Four Corners (FCPT) Q4 2025 earnings review
Record Volume and Yield Expansion, Diluted by Equity
Four Corners delivered a strong operational quarter with Rental Revenue rising 11.6% YoY to $67.8M. The company aggressively deployed capital, acquiring $95M in properties at a 7.0% yield—its highest yield of the year. However, this growth was heavily funded by equity (share count +9.6%), which muted the bottom-line benefit; AFFO per share grew only 2.2% to $0.45. With leverage at a conservative 4.9x against a 6.0x ceiling, FCPT enters 2026 with significant dry powder but faces the challenge of translating volume into meaningful per-share acceleration.
🐂 Bull Case
Acquisition cap rates expanded to 7.0% in Q4, up from 6.7-6.8% earlier in the year. This 20-30bps improvement is critical for maintaining investment spreads in a higher-rate environment.
Net debt to Adjusted EBITDAre stands at 4.9x (inclusive of forward equity), well below the 6.0x upper limit. This 'over-equitized' position gives management approximately $350M+ of debt capacity to fund 2026 growth without immediate equity issuance.
🐻 Bear Case
The reliance on ATM equity to fund growth has kept per-share compounding sluggish. While Rental Revenue grew 11.6% and Net Income 12.5%, the 9.6% increase in share count suppressed AFFO/share growth to just $0.01 YoY.
General & Administrative expenses rose 9.1% YoY to $6.2M. While Cash G&A as a % of revenue is stable (6.5%), the absolute dollar increase is eating into the margin benefits of scale.
⚖️ Verdict: 🟢
Stable. FCPT is executing its playbook perfectly: raising equity, buying accretive assets, and diversifying. The 7.0% yield in Q4 is a highlight. However, investors looking for explosive per-share growth will be disappointed by the dilution. It is a defensive, low-leverage compounder.
Key Themes
Major Pivot to Medical Retail
Accelerating. In a significant shift from its restaurant roots, Medical Retail accounted for 48% of Q4 acquisition volume by purchase price. This is a sharp increase from prior quarters and FY averages (24% for FY25), signaling a strategic push to diversify tenant base and likely capture larger transaction sizes.
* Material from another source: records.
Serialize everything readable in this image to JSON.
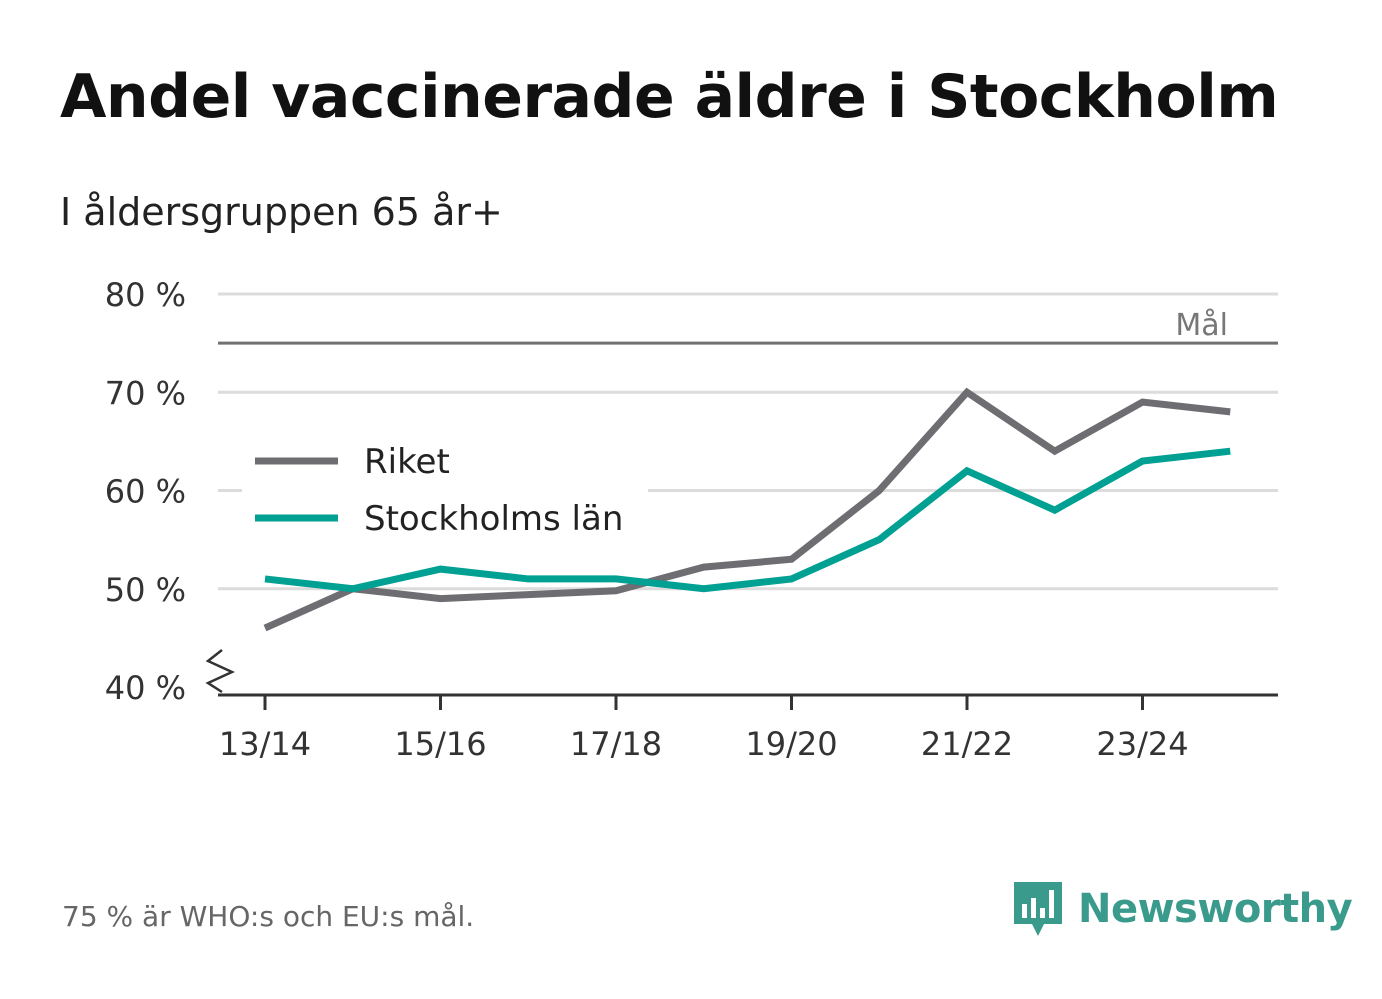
{
  "title": "Andel vaccinerade äldre i Stockholm",
  "subtitle": "I åldersgruppen 65 år+",
  "footnote": "75 % är WHO:s och EU:s mål.",
  "brand": {
    "name": "Newsworthy",
    "icon": "newsworthy-logo-icon",
    "color": "#3a9a8c"
  },
  "chart_data": {
    "type": "line",
    "x": [
      "13/14",
      "14/15",
      "15/16",
      "16/17",
      "17/18",
      "18/19",
      "19/20",
      "20/21",
      "21/22",
      "22/23",
      "23/24",
      "24/25"
    ],
    "x_tick_labels": [
      "13/14",
      "15/16",
      "17/18",
      "19/20",
      "21/22",
      "23/24"
    ],
    "series": [
      {
        "name": "Riket",
        "color": "#6e6d72",
        "values": [
          46,
          50,
          49,
          49.4,
          49.8,
          52.2,
          53,
          60,
          70,
          64,
          69,
          68
        ]
      },
      {
        "name": "Stockholms län",
        "color": "#00a093",
        "values": [
          51,
          50,
          52,
          51,
          51,
          50,
          51,
          55,
          62,
          58,
          63,
          64
        ]
      }
    ],
    "ylim": [
      40,
      80
    ],
    "y_ticks": [
      40,
      50,
      60,
      70,
      80
    ],
    "y_tick_labels": [
      "40 %",
      "50 %",
      "60 %",
      "70 %",
      "80 %"
    ],
    "reference_line": {
      "value": 75,
      "label": "Mål",
      "color": "#707070"
    },
    "grid": true,
    "axis_break": true,
    "legend_position": "left"
  }
}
Acquisition Ramp & Yield Expansion
Accelerating. FCPT deployed $95M in Q4, the highest quarterly volume of 2025, bringing the full year to nearly $318M. Crucially, the weighted average cash yield rose to 7.0%, breaking out of the 6.7%-6.8% range seen in Q1-Q3. This improved pricing power suggests management is successfully navigating the bid-ask spread with sellers.
High Equity Reliance (Dilution)
Stable. The company sold over 6 million shares in 2025 via ATM, raising $172.7M. While this keeps the balance sheet pristine (4.9x leverage), the weighted average diluted shares outstanding jumped from 97.2M in 24Q4 to 106.5M in 25Q4. This 9.6% dilution hurdle requires double-digit asset growth just to maintain low-single-digit AFFO growth.
Portfolio Resilience
Stable. Operational metrics remain rock-solid. Occupancy held at 99.6%, and rent collections for the year were 99.8%. The weighted average remaining lease term on new acquisitions was 9.8 years, contributing to a portfolio average of 6.9 years.
Other KPIs
Accelerating. Up 11.6% YoY and 2.0% sequentially vs Q3 ($66.5M). The sustained double-digit YoY growth reflects the cumulative effect of the $318M deployed throughout 2025.
Stable. Up $0.01 (+2.2%) vs 24Q4 and flat vs 25Q3. The lack of sequential growth despite record acquisitions highlights the impact of share issuance timing and quantity.
Stable/Low. Reported at 5.1x, or 4.9x when including unsettled forward equity. This is significantly below the company's long-term target of 5.5x-6.0x (and Q3 stated range of 5.0-6.0x), providing massive capacity for debt-funded growth in 2026.
Guidance
Stable. Includes cash, forward sale proceeds, and revolver capacity. Management notes they enter 2026 with an 'over-equitized capital position,' implying they can fund a significant portion of the year's pipeline with debt while drifting leverage up toward the 6.0x target.
Key Questions
Yield Sustainability
Acquisition yields jumped to 7.0% in Q4 from a steady 6.7-6.8% in the first three quarters. Is this a structural repricing of your target assets, or a mix shift benefit from the heavy Medical Retail volume?
Debt vs Equity in 2026
With leverage at 4.9x and a stated target ceiling of 6.0x, do you intend to pause ATM issuance in 2026 and let leverage rise to drive better per-share AFFO growth?
Medical Retail Strategy
Medical Retail comprised nearly half of Q4 investment volume. Are you structurally increasing the allocation to this sector, and how does its risk/return profile compare to your core restaurant assets?